Hafızayı geliştiriyor
Doğada vakit geçirmenin kısa süreli hafızayı da güçlendirdiği söyleniyor. Michigan Üniversitesi’nde yapılan çalışma, bunu kanıtlar nitelikte. Bu çalışmada öğrenci katılımcılardan oluşan bir grup, ormanda; diğer grup ise şehrin içinde yürüyüş yapmış. Gruplar geri döndüğünde ağaçlar arasında yürüyen katılımcıların kısa süreli hafıza yetileri, diğer gruba göre yüzde 20 daha iyi performans göstermiş. Bunun sebebi; şehirdeki karmaşanın, kalabalığın ve görüntülerin zihnimizi sürekli yeni uyaranlarla doldurması.
 
Zihnimizi onarıyor
Harıl harıl çalışırken bazen zihninizin tıkandığı, hatta neredeyse durma noktasına geldiği oluyor mu? Uzmanlar, bunun sebebinin zihinsel yorgunluk olduğunu söylüyorlar. Zihninizi yeniden harekete geçirecek şey ise doğada saklı. Zihinsel enerjimizin, doğa fotoğraflarına baktığımızda bile canlandığını söylesek şaşırırsınız, değil mi? Şehir fotoğraflarına baktığımızda ise aynı etkiyi yaşamıyoruz; araştırmalar bunu gösteriyor. Doğada vakit geçirmek, hatta onu görmek bile bizi dinginleştiriyor.
 
Dinlendiriyor
Elimizden düşmeyen telefonlar, başından ayrılmadığımız bilgisayarlar, televizyonlar, tabletlerle dolu teknoloji çağının içinde olduğumuz malum. Her tarafımız dijital aygıtlarla, tabelalarla, reklam panolarıyla çevrili. Ancak ormanlarda bunların hiçbiri yok! Bir ormana gidin, telefonunuzun tüm bildirimlerini kapatın. Gözlerinizi kapatın ve derin bir nefes alın…
 
Konsantrasyonu ve yaratıcılığı güçlendiriyor
Bütün araştırmalar, dört duvarın dışında ve teknolojiden uzak alanlarda vakit geçirmenin yaratıcılığı güçlendirdiğini kanıtlıyor. Tarife en çok uyan yer ise doğa. Tüm yeteneklere sınırsız ölçüde kaynaklık eden doğada vakit geçirmek; bir yazarın daha iyi yazmasını, bir ressamın daha iyi çizmesini, bir müzisyenin daha güzel besteler yapmasını sağlıyor. Bunun yanı sıra doğayla iç içe olmanın konsantrasyonu güçlendirdiği de bilimsel olarak kanıtlananlar arasında. Doğanın etkisinin ne kadar kuvvetli olduğunu anlamak istiyorsanız şu örnek yeterli olacaktır: Dikkat eksikliği ve hiperaktivite bozukluğuna sahip bir çocuk, parkta sadece 20 dakika geçirdiğinde odaklanma seviyesi artıyor. Yeşilliklerin arasında, toprağın üstünde olmak, bu hastalığın etkilerini azaltarak çocuklara yardımcı oluyor.
 
Doğayla haşır neşir olmanız için öneriler
  • Hafta sonu tatilinizi ağaçların arasında çadır kurarak, şehir ışıklarından uzakta, yıldızları seyrederek geçirin.

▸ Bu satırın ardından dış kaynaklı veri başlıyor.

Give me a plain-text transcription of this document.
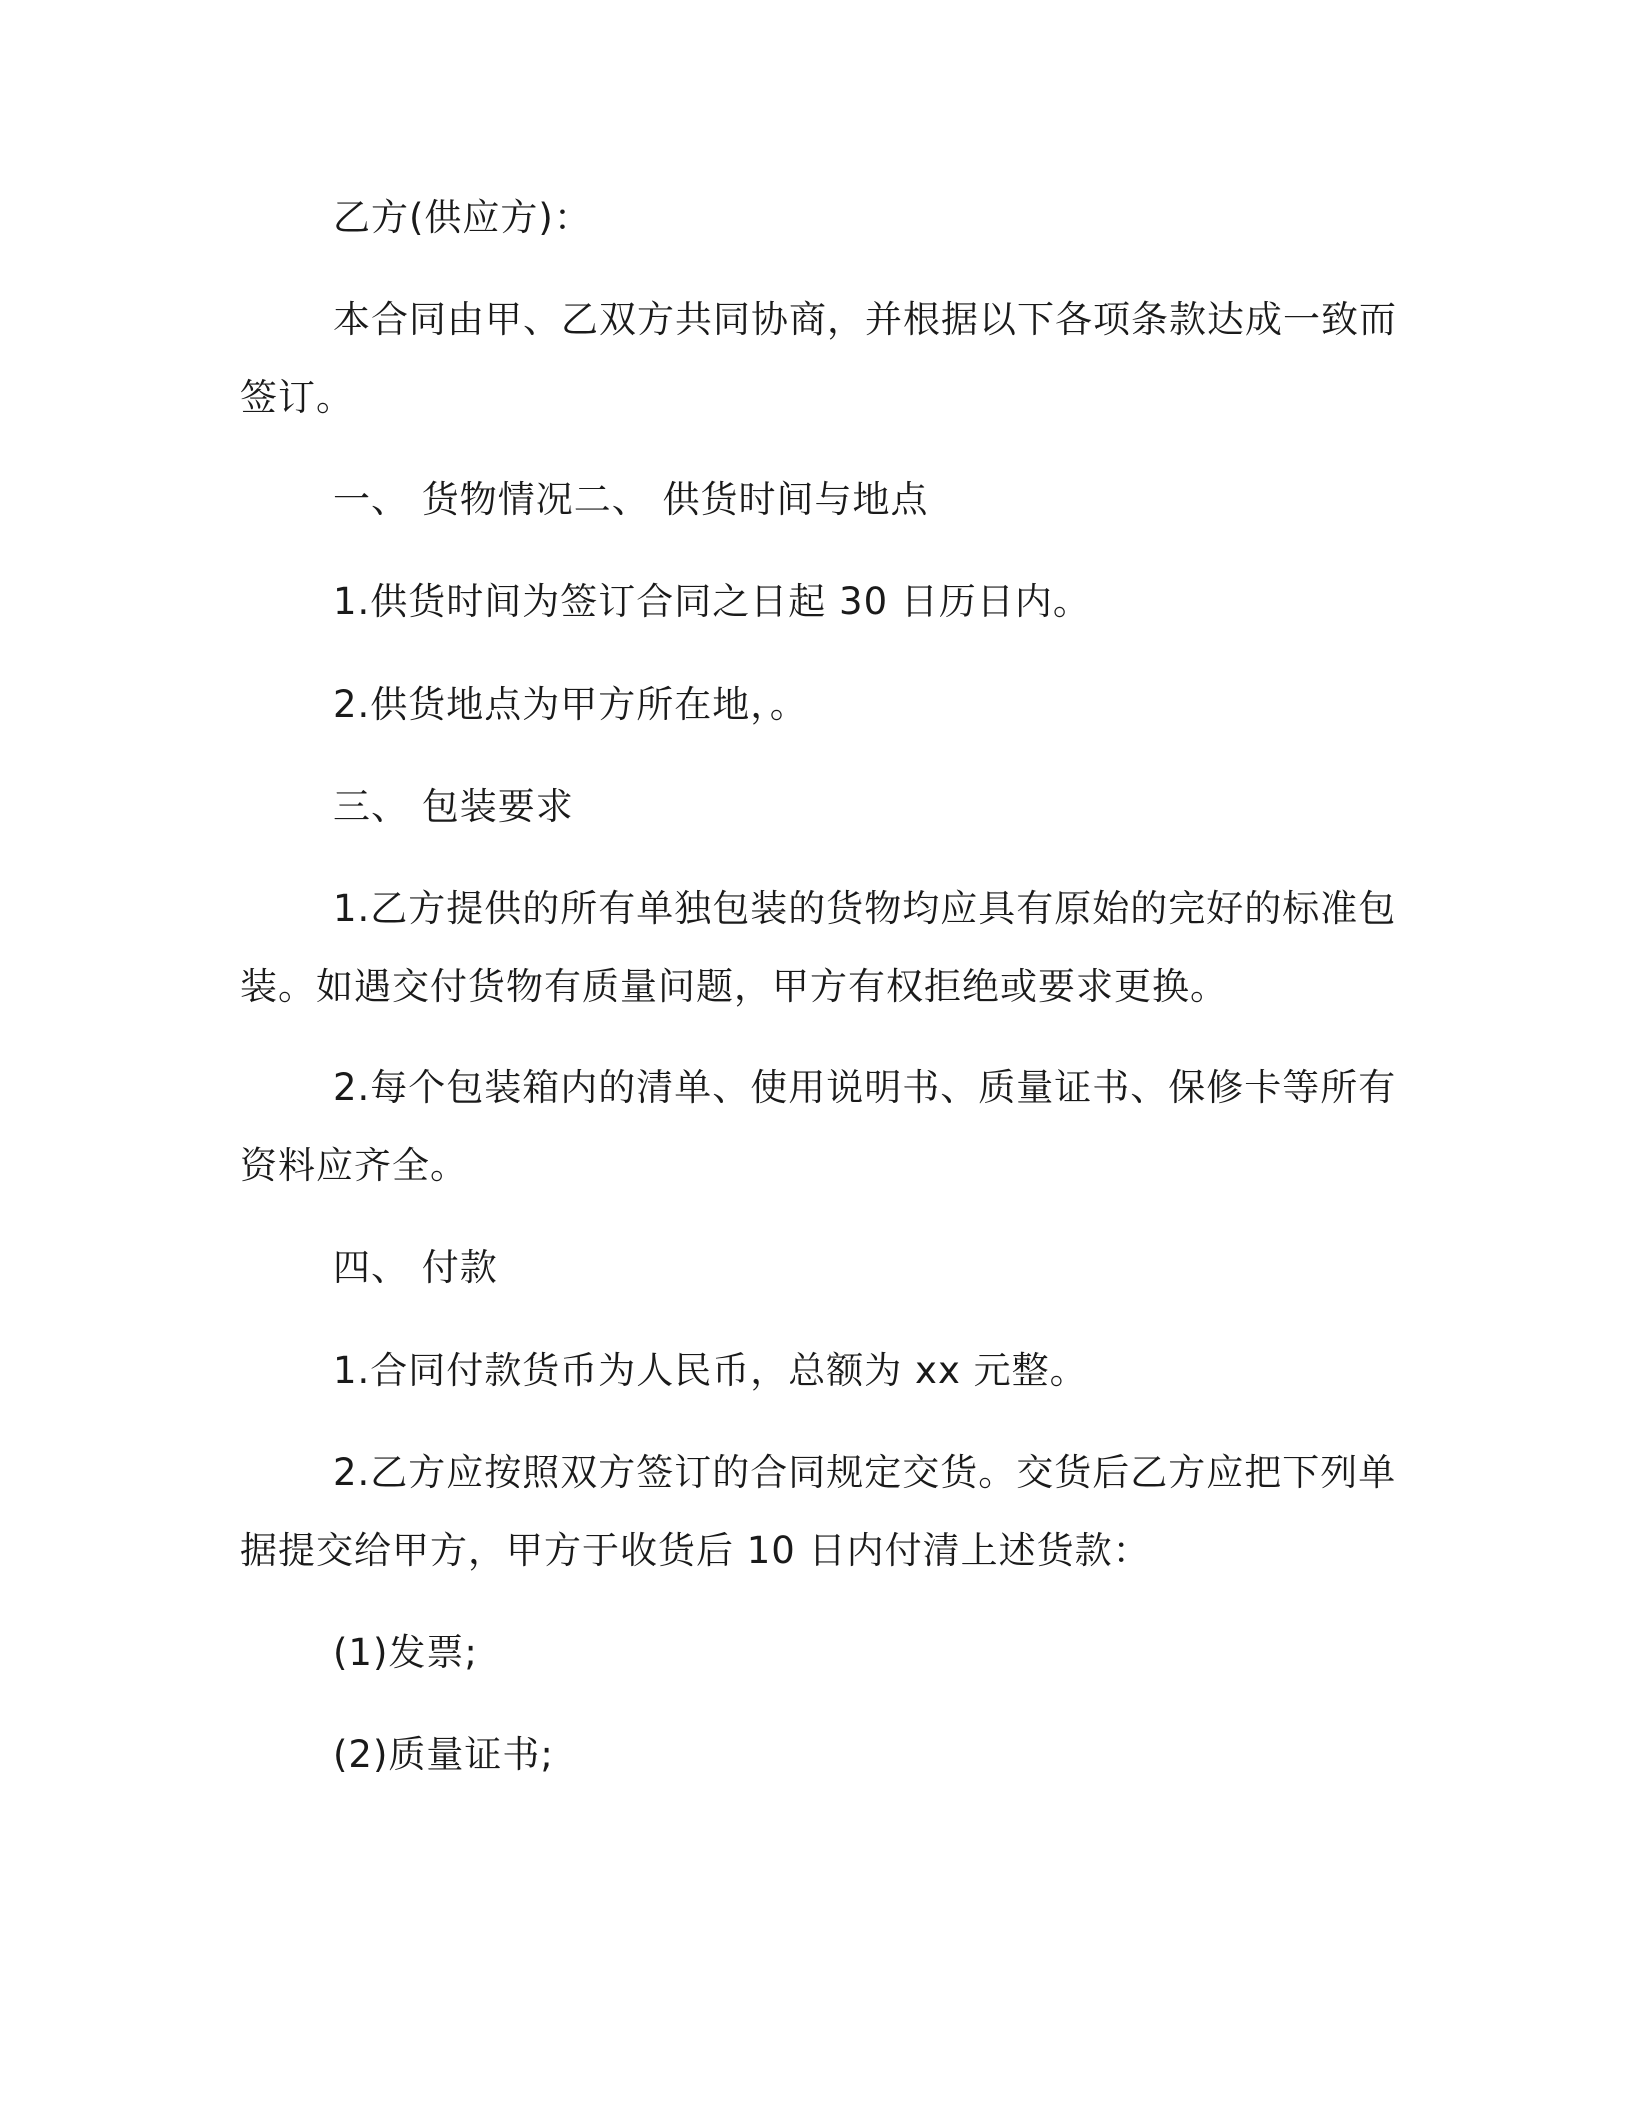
乙方(供应方)：
本合同由甲、乙双方共同协商，并根据以下各项条款达成一致而
签订。
一、 货物情况二、 供货时间与地点
1.供货时间为签订合同之日起 30 日历日内。
2.供货地点为甲方所在地，。
三、 包装要求
1.乙方提供的所有单独包装的货物均应具有原始的完好的标准包
装。如遇交付货物有质量问题，甲方有权拒绝或要求更换。
2.每个包装箱内的清单、使用说明书、质量证书、保修卡等所有
资料应齐全。
四、 付款
1.合同付款货币为人民币，总额为 xx 元整。
2.乙方应按照双方签订的合同规定交货。交货后乙方应把下列单
据提交给甲方，甲方于收货后 10 日内付清上述货款：
(1)发票;
(2)质量证书;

  • Günübirlik pikniklere veya orman yürüyüşlerine gidin, bol bol toprağa basın.
  • Evinizin bahçesi varsa kendinize bir dinlenme köşesi hazırlayıp burada daha çok vakit geçirin.
  • Bahçenizde veya balkonunuzda domates, nane, biber, salatalık gibi bitkiler yetiştirin.